ANIVERSARIO

El relato de una mujer que durmió en un gallinero la noche atroz del '44

Con tan solo 7 años de edad Juana fue testigo de uno de los peores momento de San Juan. Ella, oriunda de Albardón, relató sus recuerdo de cuando su padre colocó chapas en el techo del gallinero por la lluvia que azoto en la noche.
viernes, 15 de enero de 2021 · 16:44

Hace 77 años, específicamente un 15 de enero de 1944 a las 20:52 de la noche, un terremoto sacudió la provincia de San Juan destruyendo edificaciones y llevándose la vida e ilusiones miles de personas. Quizás esta fue una de las mayores catástrofes naturales que sacudió a la provincia cuyana, de este aún quedan testigos que recuerdan vívidamente lo que vivieron, y consecuentemente tuvieron pérdidas y temores. El día fue siniestro para los sanjuaninos. Muchos eran niños, pero recuerdan cada momento del antes, durante y después. Juana Quinteros charló con Diario 13 y detalló sobre el hecho. 

El terremoto de 1944 tuvo epicentro a 20 kilómetros de la Capital de San Juan, precisamente en La Laja, localidad perteneciente al departamento Albardón. El mismo tuvo una magnitud de 7,8 grados de la Escala Ritcher y una intensidad máxima de 9 en escala Mercalli Modificada. Este siniestro natural destruyó hasta un 80% las edificaciones y calles. 

Si bien para los sobrevivientes parecieron horas, tan solo duro tan solo 20 segundos. Solo eso basto para desmoronar una provincia construida a base de adobe. 

Juana Quinteros, quien hoy tiene 84 años, es una de las testigos de la zona donde se originó la catástrofe. Ella junto a su familia vivían a pocas calles de donde fue el epicentro. Eso fue lo que llevó a que viviera de cerca la ruina que dejo el terremoto. La jubilada que hoy vive en Sarmiento indicó: "la tierra se abrió y salían chorros de agua caliente. Lo peor fue en la noche ya que las casas se habían caído y cayó mucha lluvia y granizo." Además, cabe destacar que durante lo que resto de la noche las réplicas fueron constantes. 

Las viviendas para refugiarse eran escasas al igual que la comida, lo que fue uno de los problemas mayores que se llevó vidas en los posteriores días. Tal fue que los hombres de cada hogar ayudaban a las personas que habían quedado atrapadas en sus casas. Uno de ellos fue el padre de Juana que colaboró arduamente con todos los vecinos. “Para que no durmiéramos bajo la tormenta puso chapas en el gallinero. Éramos tres familias ahí”. Lamentable, producto de la lluvia y del agua que salía debajo de la tierra, el hombre falleció en agosto tras transitar por muchos meses lo que creyeron que era neumonía. Esto no fue solo algo que padeció él, sino que varios lo sufrieron.

Otro de los recuerdos de Juana, que con tan solo 7 años vivió la catástrofe, es que el agua salía a chorros de debajo de la tierra, era muy helada. Además, lo que padeció junto a su familia, fue al recordar que su hermano mayor se había ido a Capital de San Juan, el puente se había roto y no sabían el estado de salud de él y quienes lo acompañaban.

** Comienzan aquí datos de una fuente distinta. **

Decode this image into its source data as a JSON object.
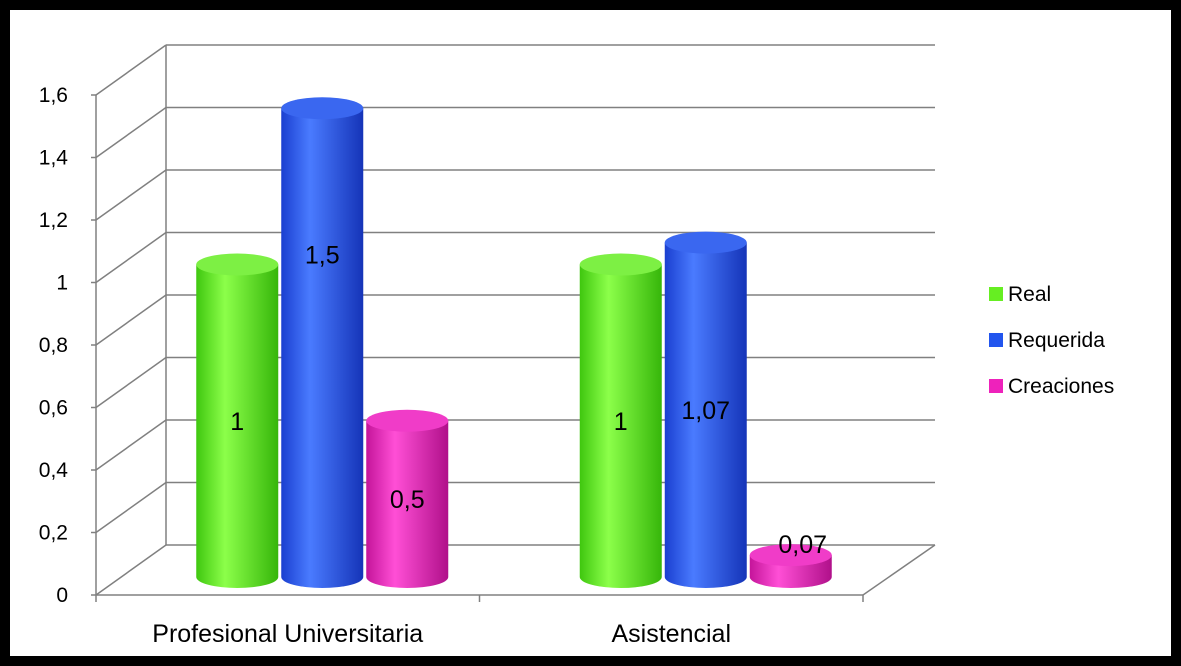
{
  "chart_data": {
    "type": "bar",
    "categories": [
      "Profesional Universitaria",
      "Asistencial"
    ],
    "series": [
      {
        "name": "Real",
        "values": [
          1,
          1
        ],
        "labels": [
          "1",
          "1"
        ],
        "color": "#66ee22"
      },
      {
        "name": "Requerida",
        "values": [
          1.5,
          1.07
        ],
        "labels": [
          "1,5",
          "1,07"
        ],
        "color": "#2255ee"
      },
      {
        "name": "Creaciones",
        "values": [
          0.5,
          0.07
        ],
        "labels": [
          "0,5",
          "0,07"
        ],
        "color": "#ee22bb"
      }
    ],
    "ylim": [
      0,
      1.6
    ],
    "yticks": [
      0,
      0.2,
      0.4,
      0.6,
      0.8,
      1,
      1.2,
      1.4,
      1.6
    ],
    "ytick_labels": [
      "0",
      "0,2",
      "0,4",
      "0,6",
      "0,8",
      "1",
      "1,2",
      "1,4",
      "1,6"
    ],
    "grid": true,
    "legend_position": "right",
    "three_d": true
  }
}
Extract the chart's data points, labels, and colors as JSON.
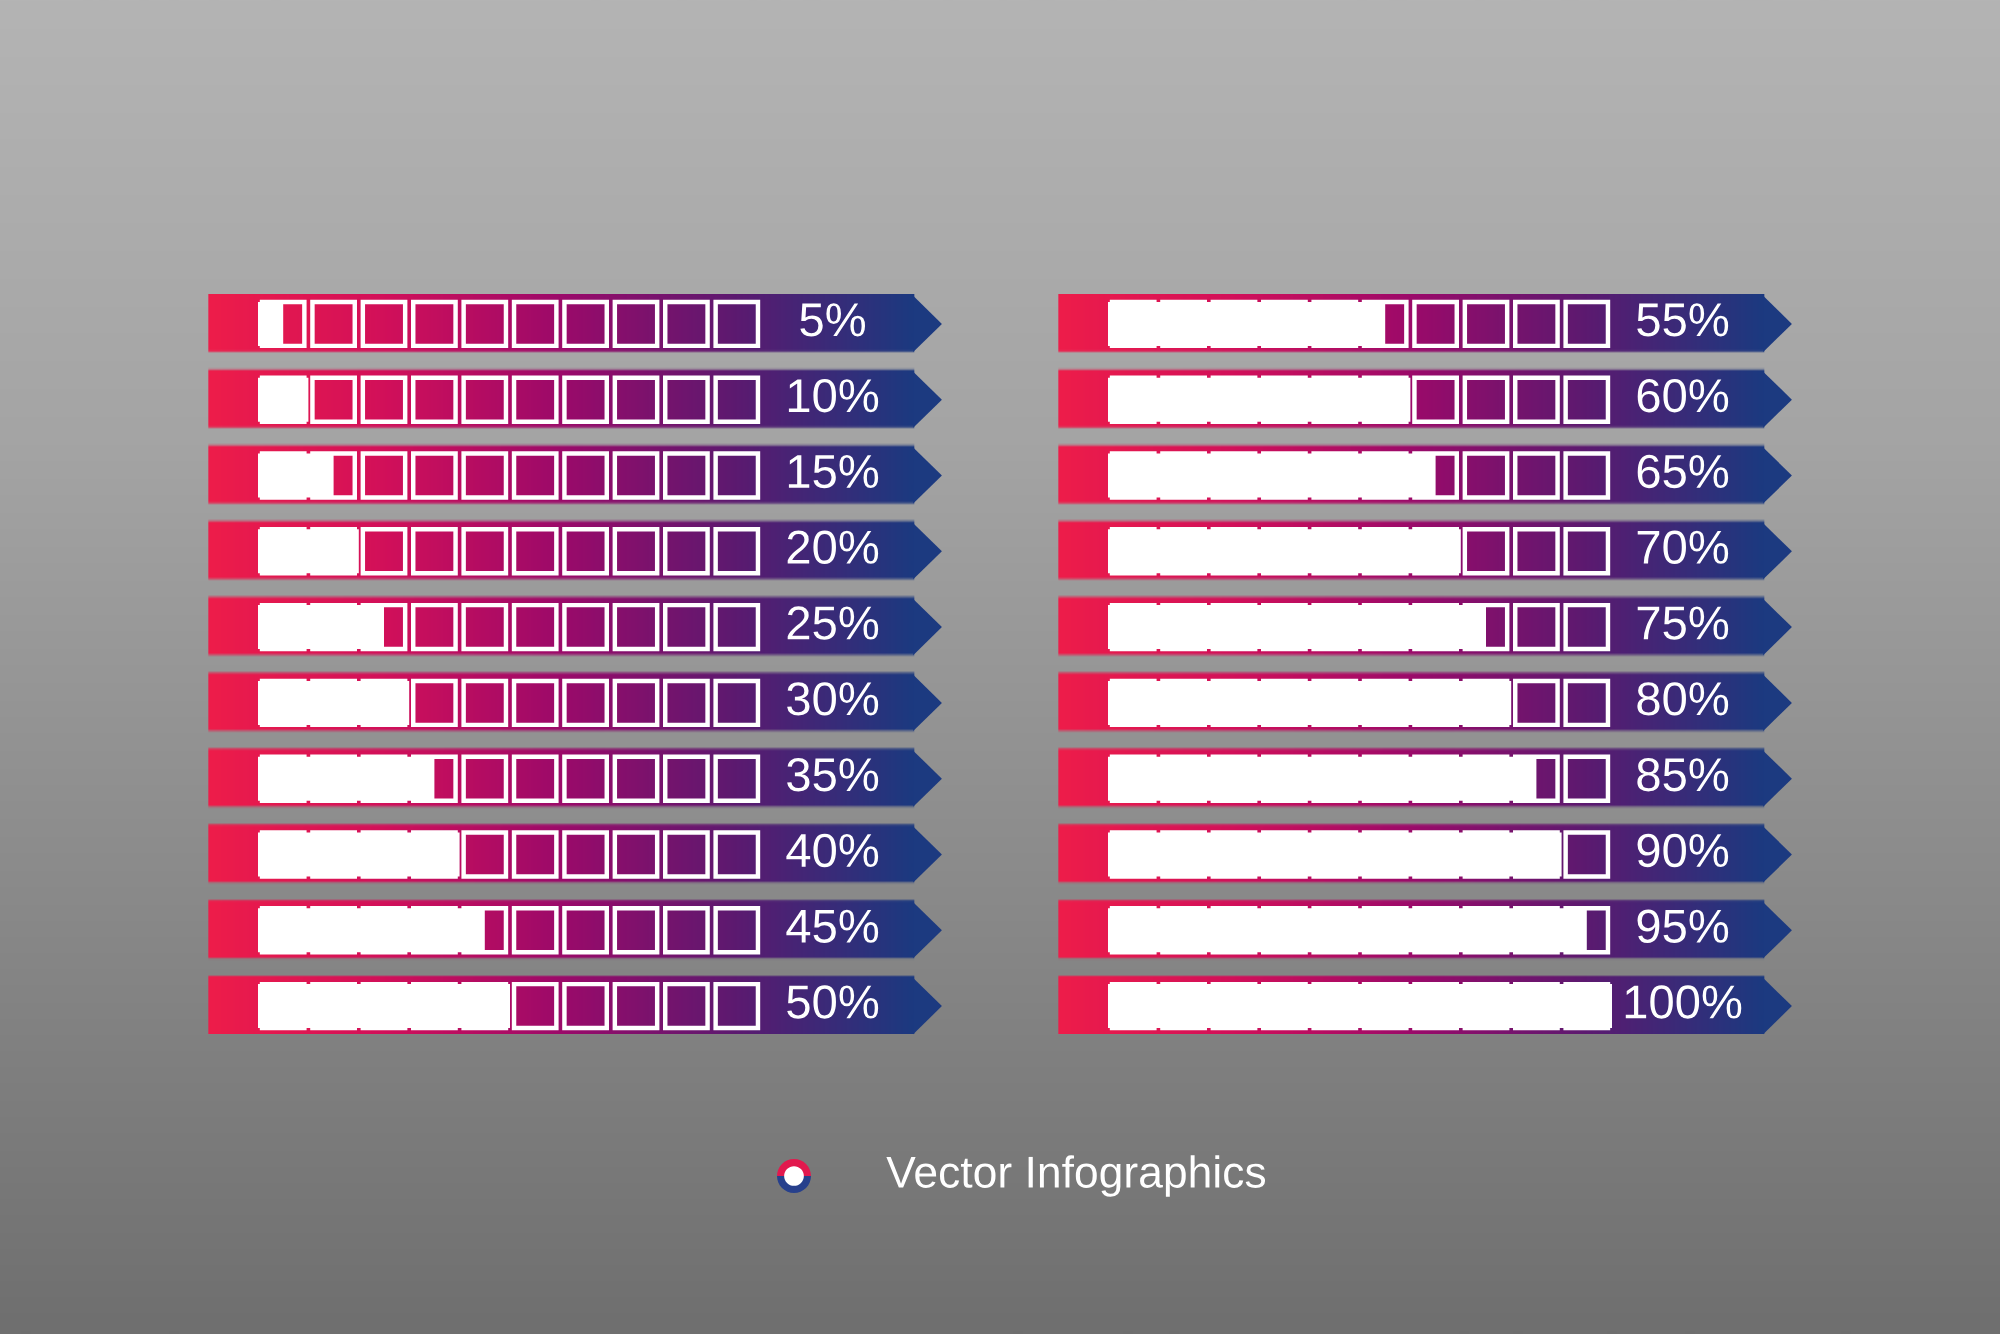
{
  "chart_data": [
    {
      "type": "bar",
      "orientation": "horizontal",
      "categories": [
        null,
        null,
        null,
        null,
        null,
        null,
        null,
        null,
        null,
        null
      ],
      "values": [
        5,
        10,
        15,
        20,
        25,
        30,
        35,
        40,
        45,
        50
      ],
      "color": "#ffffff",
      "value_labels": [
        "5%",
        "10%",
        "15%",
        "20%",
        "25%",
        "30%",
        "35%",
        "40%",
        "45%",
        "50%"
      ],
      "xlim": [
        0,
        100
      ],
      "tick_labels": false
    },
    {
      "type": "bar",
      "orientation": "horizontal",
      "categories": [
        null,
        null,
        null,
        null,
        null,
        null,
        null,
        null,
        null,
        null
      ],
      "values": [
        55,
        60,
        65,
        70,
        75,
        80,
        85,
        90,
        95,
        100
      ],
      "color": "#ffffff",
      "value_labels": [
        "55%",
        "60%",
        "65%",
        "70%",
        "75%",
        "80%",
        "85%",
        "90%",
        "95%",
        "100%"
      ],
      "xlim": [
        0,
        100
      ],
      "tick_labels": false
    },
    {
      "type": "other",
      "title": "Vector Infographics"
    }
  ]
}
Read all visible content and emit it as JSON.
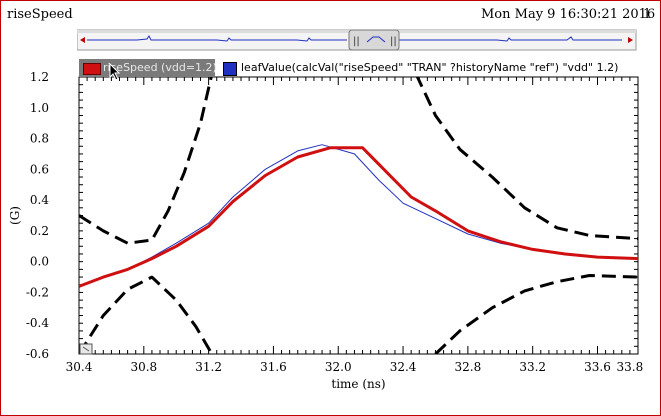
{
  "window": {
    "title": "riseSpeed",
    "timestamp": "Mon May 9 16:30:21 2016",
    "page": "1"
  },
  "legend": [
    {
      "label": "riseSpeed (vdd=1.2)",
      "color": "#d01010"
    },
    {
      "label": "leafValue(calcVal(\"riseSpeed\" \"TRAN\" ?historyName \"ref\") \"vdd\" 1.2)",
      "color": "#2030c0"
    }
  ],
  "icons": {
    "cursor": "mouse-pointer-icon",
    "zoom": "zoom-box-icon"
  },
  "chart_data": {
    "type": "line",
    "xlabel": "time (ns)",
    "ylabel": "(G)",
    "xlim": [
      30.4,
      33.85
    ],
    "ylim": [
      -0.6,
      1.2
    ],
    "xticks": [
      "30.4",
      "30.8",
      "31.2",
      "31.6",
      "32.0",
      "32.4",
      "32.8",
      "33.2",
      "33.6",
      "33.8"
    ],
    "xtick_values": [
      30.4,
      30.8,
      31.2,
      31.6,
      32.0,
      32.4,
      32.8,
      33.2,
      33.6,
      33.8
    ],
    "yticks": [
      "1.2",
      "1.0",
      "0.8",
      "0.6",
      "0.4",
      "0.2",
      "0.0",
      "-0.2",
      "-0.4",
      "-0.6"
    ],
    "ytick_values": [
      1.2,
      1.0,
      0.8,
      0.6,
      0.4,
      0.2,
      0.0,
      -0.2,
      -0.4,
      -0.6
    ],
    "grid": false,
    "series": [
      {
        "name": "riseSpeed (vdd=1.2)",
        "color": "#d01010",
        "style": "solid-thick",
        "x": [
          30.4,
          30.55,
          30.7,
          30.85,
          31.0,
          31.2,
          31.35,
          31.55,
          31.75,
          31.95,
          32.15,
          32.3,
          32.45,
          32.6,
          32.8,
          33.0,
          33.2,
          33.4,
          33.6,
          33.85
        ],
        "y": [
          -0.16,
          -0.1,
          -0.05,
          0.02,
          0.1,
          0.23,
          0.39,
          0.56,
          0.68,
          0.74,
          0.74,
          0.58,
          0.42,
          0.33,
          0.2,
          0.13,
          0.08,
          0.05,
          0.03,
          0.02
        ]
      },
      {
        "name": "leafValue(calcVal(\"riseSpeed\" \"TRAN\" ?historyName \"ref\") \"vdd\" 1.2)",
        "color": "#2030c0",
        "style": "solid-thin",
        "x": [
          30.4,
          30.55,
          30.7,
          30.85,
          31.0,
          31.2,
          31.35,
          31.55,
          31.75,
          31.9,
          32.1,
          32.25,
          32.4,
          32.6,
          32.8,
          33.0,
          33.2,
          33.4,
          33.6,
          33.85
        ],
        "y": [
          -0.16,
          -0.1,
          -0.05,
          0.03,
          0.12,
          0.25,
          0.42,
          0.6,
          0.72,
          0.76,
          0.7,
          0.53,
          0.38,
          0.28,
          0.18,
          0.12,
          0.08,
          0.05,
          0.03,
          0.02
        ]
      },
      {
        "name": "",
        "color": "#000000",
        "style": "dashed",
        "x": [
          30.4,
          30.55,
          30.7,
          30.85,
          30.95,
          31.05,
          31.15,
          31.22
        ],
        "y": [
          0.3,
          0.2,
          0.12,
          0.14,
          0.33,
          0.58,
          0.9,
          1.22
        ]
      },
      {
        "name": "",
        "color": "#000000",
        "style": "dashed",
        "x": [
          30.4,
          30.55,
          30.7,
          30.85,
          31.0,
          31.12,
          31.22
        ],
        "y": [
          -0.6,
          -0.35,
          -0.18,
          -0.1,
          -0.25,
          -0.42,
          -0.6
        ]
      },
      {
        "name": "",
        "color": "#000000",
        "style": "dashed",
        "x": [
          32.48,
          32.6,
          32.75,
          32.95,
          33.15,
          33.35,
          33.55,
          33.85
        ],
        "y": [
          1.22,
          0.95,
          0.73,
          0.55,
          0.35,
          0.22,
          0.17,
          0.15
        ]
      },
      {
        "name": "",
        "color": "#000000",
        "style": "dashed",
        "x": [
          32.6,
          32.75,
          32.95,
          33.15,
          33.35,
          33.55,
          33.85
        ],
        "y": [
          -0.6,
          -0.45,
          -0.3,
          -0.19,
          -0.13,
          -0.09,
          -0.1
        ]
      }
    ]
  }
}
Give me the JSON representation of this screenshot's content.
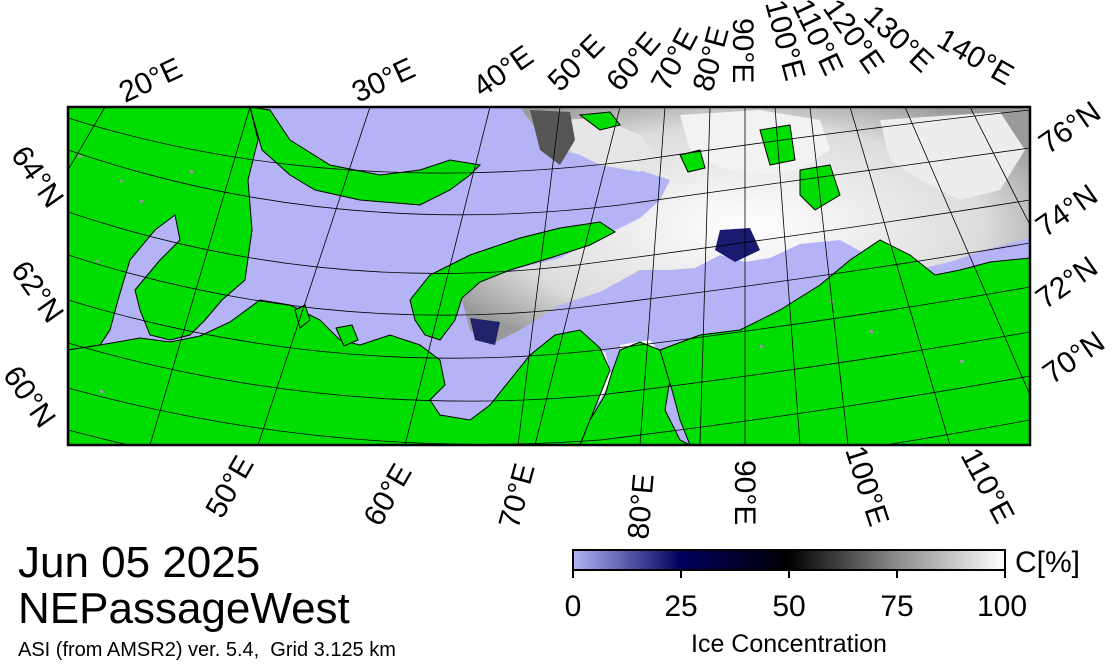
{
  "header": {
    "date": "Jun 05 2025",
    "region": "NEPassageWest",
    "product": "ASI (from AMSR2) ver. 5.4,  Grid 3.125 km"
  },
  "colorbar": {
    "unit": "C[%]",
    "ticks": [
      "0",
      "25",
      "50",
      "75",
      "100"
    ],
    "title": "Ice Concentration",
    "colors": [
      "#b3b3f5",
      "#00005c",
      "#000000",
      "#8c8c8c",
      "#ffffff"
    ]
  },
  "map": {
    "colors": {
      "ocean": "#b3b3f5",
      "land": "#00dd00",
      "ice": "#ffffff",
      "grid": "#000000",
      "frame": "#000000",
      "landmask_gray": "#999999"
    },
    "top_longitude_labels": [
      "20°E",
      "30°E",
      "40°E",
      "50°E",
      "60°E",
      "70°E",
      "80°E",
      "90°E",
      "100°E",
      "110°E",
      "120°E",
      "130°E",
      "140°E"
    ],
    "bottom_longitude_labels": [
      "50°E",
      "60°E",
      "70°E",
      "80°E",
      "90°E",
      "100°E",
      "110°E"
    ],
    "left_latitude_labels": [
      "64°N",
      "62°N",
      "60°N"
    ],
    "right_latitude_labels": [
      "76°N",
      "74°N",
      "72°N",
      "70°N"
    ]
  }
}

Él, días después cuando logró llegar a su hogar, fue quien les comentó la situación de San Juan y los lugares donde estuvo refugiado.

La tristeza y dolor fue el común denominador para todos los sanjuaninos durante meses. Fue tal la destrucción de la provincia que, según lo que comentó Juana, el Gobierno Nacional mando al ejército para que asistieran con alimentos y otros productos. “Solo nos daban un puñadito de cada cosa para que pudieran cocinar. Habíamos perdido todo" subrayó. Esta ayuda fue durante un largo tiempo ya que los encargados de llevar alimentos a sus hogares habían muerto, enfermado o la fuente de trabajo se había destruido.

 “Mi casa no se cayó, pero no podíamos entrar porque las puertas estaban trabadas con tierra o no sé qué por dentro” detalló la testigo que a su vez recordó con mucha nostalgia que su madre había horneado horas antes por lo que esa noche subsistieron con el pan. Lo que no pudieron apalear fue el intenso frio que dejó la lluvia, sumada al granizo.

Este hecho quedo grabado en la memoria de quienes sobrevivieron, pero perdieron familia y su hogar en 20 segundos. Aunque también significó la reconstrucción de una provincia, la tristeza y el miedo a los movimientos sísmicos quedó grabado de manera profunda en cada uno de quienes vivieron el atroz momento.